Three women and their stories take center stage in the show that has already aired in its entirety in Australia. It was shot for Showtime but is airing on Starz. The 10-episode series feels like a series of short stories wrapped into one long drawn-out book, but that’s not such a bad thing. Why? Because that’s the way life is. Sometimes it is drawn out. Sometimes it feels like a little bit of an overtelling.
Talking with star Betty Gilpin, we wanted to learn more about her character of Lina. It’s always interesting to hear how an actor describes their character.
“Lina is a woman who lives in suburban Indiana. She has two young kids, and we meet her at a point in her life where she’s had enough. She’s someone who desperately wants to be kissed and touched and celebrated, and her husband will not touch her, will not even kiss her. She realizes that they maybe have never even kissed ever. She decides I literally cannot live like this anymore or I will die and takes her life into her own hands and has an affair with her high school sweetheart. We watch her life both implode and soar at the same time.” she says when describing her character.
Like so many of us, Lina is just wanting to be loved and seen. Never having that in one’s life can leave anyone feeling lost and alone.

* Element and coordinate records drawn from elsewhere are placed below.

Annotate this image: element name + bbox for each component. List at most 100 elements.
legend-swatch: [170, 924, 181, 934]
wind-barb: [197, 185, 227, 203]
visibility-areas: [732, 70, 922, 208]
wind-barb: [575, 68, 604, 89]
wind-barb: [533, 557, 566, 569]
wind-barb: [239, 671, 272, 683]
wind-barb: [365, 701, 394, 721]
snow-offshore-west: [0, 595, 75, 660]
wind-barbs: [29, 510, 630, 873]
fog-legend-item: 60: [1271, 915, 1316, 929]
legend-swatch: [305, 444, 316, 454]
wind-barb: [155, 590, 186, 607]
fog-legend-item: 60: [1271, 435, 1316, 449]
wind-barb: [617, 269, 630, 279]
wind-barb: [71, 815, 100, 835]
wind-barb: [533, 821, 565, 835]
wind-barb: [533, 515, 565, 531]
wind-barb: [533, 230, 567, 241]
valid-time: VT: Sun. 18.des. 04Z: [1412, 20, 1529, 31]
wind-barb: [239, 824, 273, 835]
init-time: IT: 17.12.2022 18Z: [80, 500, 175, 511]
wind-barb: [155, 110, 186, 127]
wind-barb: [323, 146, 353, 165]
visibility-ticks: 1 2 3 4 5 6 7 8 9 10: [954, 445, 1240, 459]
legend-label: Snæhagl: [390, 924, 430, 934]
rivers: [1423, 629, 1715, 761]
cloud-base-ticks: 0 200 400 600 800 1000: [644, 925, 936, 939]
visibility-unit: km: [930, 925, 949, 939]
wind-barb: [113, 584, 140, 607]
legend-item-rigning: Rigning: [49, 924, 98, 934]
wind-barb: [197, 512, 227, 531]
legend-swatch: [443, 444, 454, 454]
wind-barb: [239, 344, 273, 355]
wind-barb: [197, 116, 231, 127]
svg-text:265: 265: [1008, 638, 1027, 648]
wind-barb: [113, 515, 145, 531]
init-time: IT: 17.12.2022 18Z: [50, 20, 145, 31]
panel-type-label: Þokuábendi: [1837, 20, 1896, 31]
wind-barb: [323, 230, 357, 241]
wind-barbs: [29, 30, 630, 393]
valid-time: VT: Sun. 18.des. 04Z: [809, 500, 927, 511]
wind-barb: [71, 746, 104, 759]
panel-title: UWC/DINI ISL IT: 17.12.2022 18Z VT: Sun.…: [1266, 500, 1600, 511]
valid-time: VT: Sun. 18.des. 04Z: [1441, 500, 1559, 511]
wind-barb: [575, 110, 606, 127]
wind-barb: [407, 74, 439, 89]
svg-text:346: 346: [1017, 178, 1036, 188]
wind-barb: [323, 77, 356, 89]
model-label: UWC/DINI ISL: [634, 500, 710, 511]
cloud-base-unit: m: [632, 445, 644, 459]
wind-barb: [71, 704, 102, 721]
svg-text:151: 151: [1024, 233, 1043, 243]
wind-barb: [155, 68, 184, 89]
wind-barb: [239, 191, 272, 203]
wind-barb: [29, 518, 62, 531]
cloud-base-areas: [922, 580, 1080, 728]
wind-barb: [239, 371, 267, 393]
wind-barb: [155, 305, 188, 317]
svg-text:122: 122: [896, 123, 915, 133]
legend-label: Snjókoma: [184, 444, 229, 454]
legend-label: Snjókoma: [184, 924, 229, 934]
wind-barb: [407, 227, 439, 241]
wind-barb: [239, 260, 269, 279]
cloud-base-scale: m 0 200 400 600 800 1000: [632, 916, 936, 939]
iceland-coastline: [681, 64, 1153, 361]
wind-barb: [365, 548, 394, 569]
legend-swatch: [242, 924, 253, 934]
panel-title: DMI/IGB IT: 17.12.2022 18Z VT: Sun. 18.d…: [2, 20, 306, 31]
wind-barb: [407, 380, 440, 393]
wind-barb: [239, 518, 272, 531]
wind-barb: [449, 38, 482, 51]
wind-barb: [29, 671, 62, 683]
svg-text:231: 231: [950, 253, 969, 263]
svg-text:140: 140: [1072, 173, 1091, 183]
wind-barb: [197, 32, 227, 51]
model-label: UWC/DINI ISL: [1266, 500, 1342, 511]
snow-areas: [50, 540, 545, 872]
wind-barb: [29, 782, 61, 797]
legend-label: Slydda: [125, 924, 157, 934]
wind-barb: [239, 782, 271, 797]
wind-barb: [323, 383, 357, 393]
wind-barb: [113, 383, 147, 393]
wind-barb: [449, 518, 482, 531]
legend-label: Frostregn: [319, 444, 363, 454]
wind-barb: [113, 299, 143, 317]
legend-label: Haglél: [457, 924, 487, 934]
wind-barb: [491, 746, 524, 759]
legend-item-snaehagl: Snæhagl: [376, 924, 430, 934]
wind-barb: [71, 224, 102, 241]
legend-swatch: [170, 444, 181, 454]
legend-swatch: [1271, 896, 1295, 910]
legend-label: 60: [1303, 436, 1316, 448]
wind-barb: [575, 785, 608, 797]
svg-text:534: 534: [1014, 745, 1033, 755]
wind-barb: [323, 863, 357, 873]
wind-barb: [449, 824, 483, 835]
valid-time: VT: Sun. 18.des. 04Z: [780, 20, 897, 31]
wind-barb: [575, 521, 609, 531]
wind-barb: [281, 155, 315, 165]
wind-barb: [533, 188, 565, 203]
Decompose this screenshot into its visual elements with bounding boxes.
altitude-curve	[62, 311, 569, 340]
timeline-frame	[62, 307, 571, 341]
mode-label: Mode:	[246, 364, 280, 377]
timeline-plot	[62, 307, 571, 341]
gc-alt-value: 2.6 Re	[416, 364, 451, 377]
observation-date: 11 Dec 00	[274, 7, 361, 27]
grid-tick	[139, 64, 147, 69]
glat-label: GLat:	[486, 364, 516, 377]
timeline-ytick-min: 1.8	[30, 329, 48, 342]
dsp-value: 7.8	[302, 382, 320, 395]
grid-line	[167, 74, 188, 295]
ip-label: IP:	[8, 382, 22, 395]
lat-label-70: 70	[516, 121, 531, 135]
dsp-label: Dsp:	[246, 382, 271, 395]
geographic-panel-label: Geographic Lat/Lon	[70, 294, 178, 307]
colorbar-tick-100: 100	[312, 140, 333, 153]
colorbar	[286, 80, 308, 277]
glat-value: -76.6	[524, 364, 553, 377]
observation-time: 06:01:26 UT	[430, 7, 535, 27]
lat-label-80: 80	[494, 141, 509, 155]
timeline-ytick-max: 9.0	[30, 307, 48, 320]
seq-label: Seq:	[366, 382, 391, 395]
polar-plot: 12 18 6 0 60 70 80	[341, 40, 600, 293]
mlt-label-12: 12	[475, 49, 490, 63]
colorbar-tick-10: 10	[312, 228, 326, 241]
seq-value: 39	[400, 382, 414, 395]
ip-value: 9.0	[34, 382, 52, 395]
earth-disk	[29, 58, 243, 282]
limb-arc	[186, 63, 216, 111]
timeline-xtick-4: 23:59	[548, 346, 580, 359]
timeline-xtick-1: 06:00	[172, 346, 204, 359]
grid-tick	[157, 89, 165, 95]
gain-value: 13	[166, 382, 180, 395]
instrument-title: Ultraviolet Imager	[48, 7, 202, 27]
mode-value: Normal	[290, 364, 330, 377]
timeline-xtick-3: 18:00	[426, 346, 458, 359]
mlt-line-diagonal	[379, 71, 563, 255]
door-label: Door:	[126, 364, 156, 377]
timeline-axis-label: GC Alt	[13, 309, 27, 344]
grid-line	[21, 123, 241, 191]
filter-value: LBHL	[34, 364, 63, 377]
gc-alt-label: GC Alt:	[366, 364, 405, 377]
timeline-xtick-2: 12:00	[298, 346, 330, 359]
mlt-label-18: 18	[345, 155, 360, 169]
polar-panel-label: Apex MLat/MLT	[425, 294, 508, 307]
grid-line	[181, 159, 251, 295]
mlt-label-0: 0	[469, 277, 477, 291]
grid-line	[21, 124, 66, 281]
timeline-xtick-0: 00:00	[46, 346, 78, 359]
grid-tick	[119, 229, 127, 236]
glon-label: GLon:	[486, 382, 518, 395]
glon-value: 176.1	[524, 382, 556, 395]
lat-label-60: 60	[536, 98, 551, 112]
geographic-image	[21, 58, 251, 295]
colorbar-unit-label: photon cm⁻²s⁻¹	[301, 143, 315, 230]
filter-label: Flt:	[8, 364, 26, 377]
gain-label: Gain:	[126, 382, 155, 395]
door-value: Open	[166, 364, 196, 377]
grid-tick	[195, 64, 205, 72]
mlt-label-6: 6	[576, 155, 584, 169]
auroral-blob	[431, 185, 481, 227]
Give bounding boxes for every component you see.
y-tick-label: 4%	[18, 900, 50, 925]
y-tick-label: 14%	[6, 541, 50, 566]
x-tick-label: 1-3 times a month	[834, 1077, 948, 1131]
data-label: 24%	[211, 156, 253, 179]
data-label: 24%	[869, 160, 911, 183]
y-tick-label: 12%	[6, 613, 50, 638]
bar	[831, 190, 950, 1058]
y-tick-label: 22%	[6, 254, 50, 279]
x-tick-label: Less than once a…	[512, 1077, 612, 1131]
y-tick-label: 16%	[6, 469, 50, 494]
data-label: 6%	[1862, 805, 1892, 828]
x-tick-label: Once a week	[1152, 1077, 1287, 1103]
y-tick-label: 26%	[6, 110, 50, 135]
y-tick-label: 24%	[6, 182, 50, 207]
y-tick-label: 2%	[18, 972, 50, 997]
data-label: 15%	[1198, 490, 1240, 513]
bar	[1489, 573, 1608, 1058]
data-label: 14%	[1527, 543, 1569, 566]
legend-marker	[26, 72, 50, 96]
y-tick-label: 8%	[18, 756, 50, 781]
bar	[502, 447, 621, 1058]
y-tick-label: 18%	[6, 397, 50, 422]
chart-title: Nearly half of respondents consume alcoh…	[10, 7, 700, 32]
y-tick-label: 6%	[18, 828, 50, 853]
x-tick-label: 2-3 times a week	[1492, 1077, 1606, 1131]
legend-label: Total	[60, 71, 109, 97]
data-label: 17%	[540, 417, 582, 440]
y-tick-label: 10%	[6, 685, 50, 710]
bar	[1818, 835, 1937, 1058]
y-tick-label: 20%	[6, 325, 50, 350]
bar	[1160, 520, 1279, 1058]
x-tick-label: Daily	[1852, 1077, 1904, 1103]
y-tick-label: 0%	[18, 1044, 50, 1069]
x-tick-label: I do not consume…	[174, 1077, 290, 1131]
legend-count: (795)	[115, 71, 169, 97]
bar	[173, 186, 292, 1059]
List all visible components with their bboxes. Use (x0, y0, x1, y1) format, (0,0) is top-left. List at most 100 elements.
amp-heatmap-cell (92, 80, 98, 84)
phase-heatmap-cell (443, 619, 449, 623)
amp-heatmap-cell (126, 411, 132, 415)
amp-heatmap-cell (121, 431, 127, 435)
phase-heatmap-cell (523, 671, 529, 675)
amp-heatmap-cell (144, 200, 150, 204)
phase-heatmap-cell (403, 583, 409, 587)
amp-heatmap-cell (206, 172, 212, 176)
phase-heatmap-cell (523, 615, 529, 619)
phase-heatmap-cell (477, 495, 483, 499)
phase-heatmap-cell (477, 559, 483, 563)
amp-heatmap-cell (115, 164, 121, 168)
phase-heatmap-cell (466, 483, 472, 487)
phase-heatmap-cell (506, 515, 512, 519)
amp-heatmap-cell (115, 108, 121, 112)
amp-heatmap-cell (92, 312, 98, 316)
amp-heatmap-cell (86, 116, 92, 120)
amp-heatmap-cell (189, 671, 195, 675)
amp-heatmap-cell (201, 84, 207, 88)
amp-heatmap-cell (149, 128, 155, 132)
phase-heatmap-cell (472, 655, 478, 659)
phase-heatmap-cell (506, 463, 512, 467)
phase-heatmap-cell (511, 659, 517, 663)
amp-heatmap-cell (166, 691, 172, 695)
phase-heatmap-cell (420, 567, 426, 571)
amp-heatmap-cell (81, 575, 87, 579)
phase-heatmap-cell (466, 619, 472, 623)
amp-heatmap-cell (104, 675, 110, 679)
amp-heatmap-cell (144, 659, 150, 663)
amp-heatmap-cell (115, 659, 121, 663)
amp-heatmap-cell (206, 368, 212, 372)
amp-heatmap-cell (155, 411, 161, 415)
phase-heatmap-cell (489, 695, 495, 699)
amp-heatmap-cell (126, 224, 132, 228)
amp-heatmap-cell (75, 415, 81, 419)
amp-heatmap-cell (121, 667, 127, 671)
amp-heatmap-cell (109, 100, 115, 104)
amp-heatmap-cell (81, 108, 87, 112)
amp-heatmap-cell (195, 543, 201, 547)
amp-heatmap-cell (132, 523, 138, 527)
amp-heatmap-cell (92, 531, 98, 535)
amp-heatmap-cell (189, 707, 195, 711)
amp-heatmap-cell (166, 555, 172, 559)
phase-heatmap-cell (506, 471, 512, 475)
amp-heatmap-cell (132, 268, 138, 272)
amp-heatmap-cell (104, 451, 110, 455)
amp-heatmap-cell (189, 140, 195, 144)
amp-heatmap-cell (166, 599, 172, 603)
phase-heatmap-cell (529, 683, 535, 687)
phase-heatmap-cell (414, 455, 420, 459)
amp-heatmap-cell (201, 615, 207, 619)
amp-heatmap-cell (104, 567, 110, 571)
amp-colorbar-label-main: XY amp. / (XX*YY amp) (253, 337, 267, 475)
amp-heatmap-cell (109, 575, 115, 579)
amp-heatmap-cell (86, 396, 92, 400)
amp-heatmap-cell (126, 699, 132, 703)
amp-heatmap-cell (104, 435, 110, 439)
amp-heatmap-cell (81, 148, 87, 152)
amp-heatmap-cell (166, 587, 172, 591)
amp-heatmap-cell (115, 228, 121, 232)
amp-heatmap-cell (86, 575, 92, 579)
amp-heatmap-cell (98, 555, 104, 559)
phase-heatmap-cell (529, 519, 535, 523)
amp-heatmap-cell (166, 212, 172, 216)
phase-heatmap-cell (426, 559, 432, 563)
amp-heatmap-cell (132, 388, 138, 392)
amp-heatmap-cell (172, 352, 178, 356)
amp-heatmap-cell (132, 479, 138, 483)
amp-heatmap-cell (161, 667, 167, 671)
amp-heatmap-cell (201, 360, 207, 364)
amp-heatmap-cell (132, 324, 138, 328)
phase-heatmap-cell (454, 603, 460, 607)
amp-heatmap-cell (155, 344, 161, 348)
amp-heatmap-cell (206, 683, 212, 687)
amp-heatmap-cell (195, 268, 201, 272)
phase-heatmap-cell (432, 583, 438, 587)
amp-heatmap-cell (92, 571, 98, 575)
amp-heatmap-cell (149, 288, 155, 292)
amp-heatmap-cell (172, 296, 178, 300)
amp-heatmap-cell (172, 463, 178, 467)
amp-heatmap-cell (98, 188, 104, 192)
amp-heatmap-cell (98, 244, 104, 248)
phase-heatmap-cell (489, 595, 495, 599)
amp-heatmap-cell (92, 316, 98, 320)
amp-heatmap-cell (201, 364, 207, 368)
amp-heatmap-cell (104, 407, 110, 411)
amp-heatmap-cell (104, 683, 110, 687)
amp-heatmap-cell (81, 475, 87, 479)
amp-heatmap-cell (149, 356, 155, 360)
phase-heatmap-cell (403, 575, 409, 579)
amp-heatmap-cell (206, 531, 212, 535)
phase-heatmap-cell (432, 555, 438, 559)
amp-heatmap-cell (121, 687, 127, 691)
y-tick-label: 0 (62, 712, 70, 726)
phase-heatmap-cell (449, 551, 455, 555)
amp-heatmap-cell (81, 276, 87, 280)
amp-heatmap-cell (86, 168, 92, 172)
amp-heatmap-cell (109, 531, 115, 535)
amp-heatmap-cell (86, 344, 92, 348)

But because this is an adaptation of a book, one has to wonder if Gelpin is worried about the way that people will perceive her playing the role. Would fans of the book be able to resonate with Lina on screen as deeply as they did with the book?
Gilpin says, “I, as a fan of the book was afraid of that as well. I was pretty obsessed with the book when it came out. I think part of the book’s success is there aren’t any images. You’re able to put yourself in each of the women’s stories. You can see yourself so clearly at different phases in your own life. Sort of fit with the words exclusively in a vacuum and process it just you and this character that you’re holding in your hands, literally the words in your hands. I think that part of doing service to the book and to these real women is that these are three very different people, but people who deserve to be protagonists and three souls that deserve to have their time in the sun.”
She then continued, “Strangely, I think that the book and then this series helps literally do that. It was emotional for me to think about while we were filming it, particularly the scenes where Lina felt so invisible to the people around her. She was living the wrong life and that in her head, she was the lead of this romantic, epic, and she looks around and she’s in a beige minivan. Keep your wants to yourself world. In that, we’re filming a TV show about it. She was the lead in her own romantic epic. I felt weirdly like we were giving this character what it wanted 15 years later.”
Having grown up and knowing people who live in the Midwest, I have to admit that I resonated with Lina and seeing her on the screen. She is as relatable as in the book.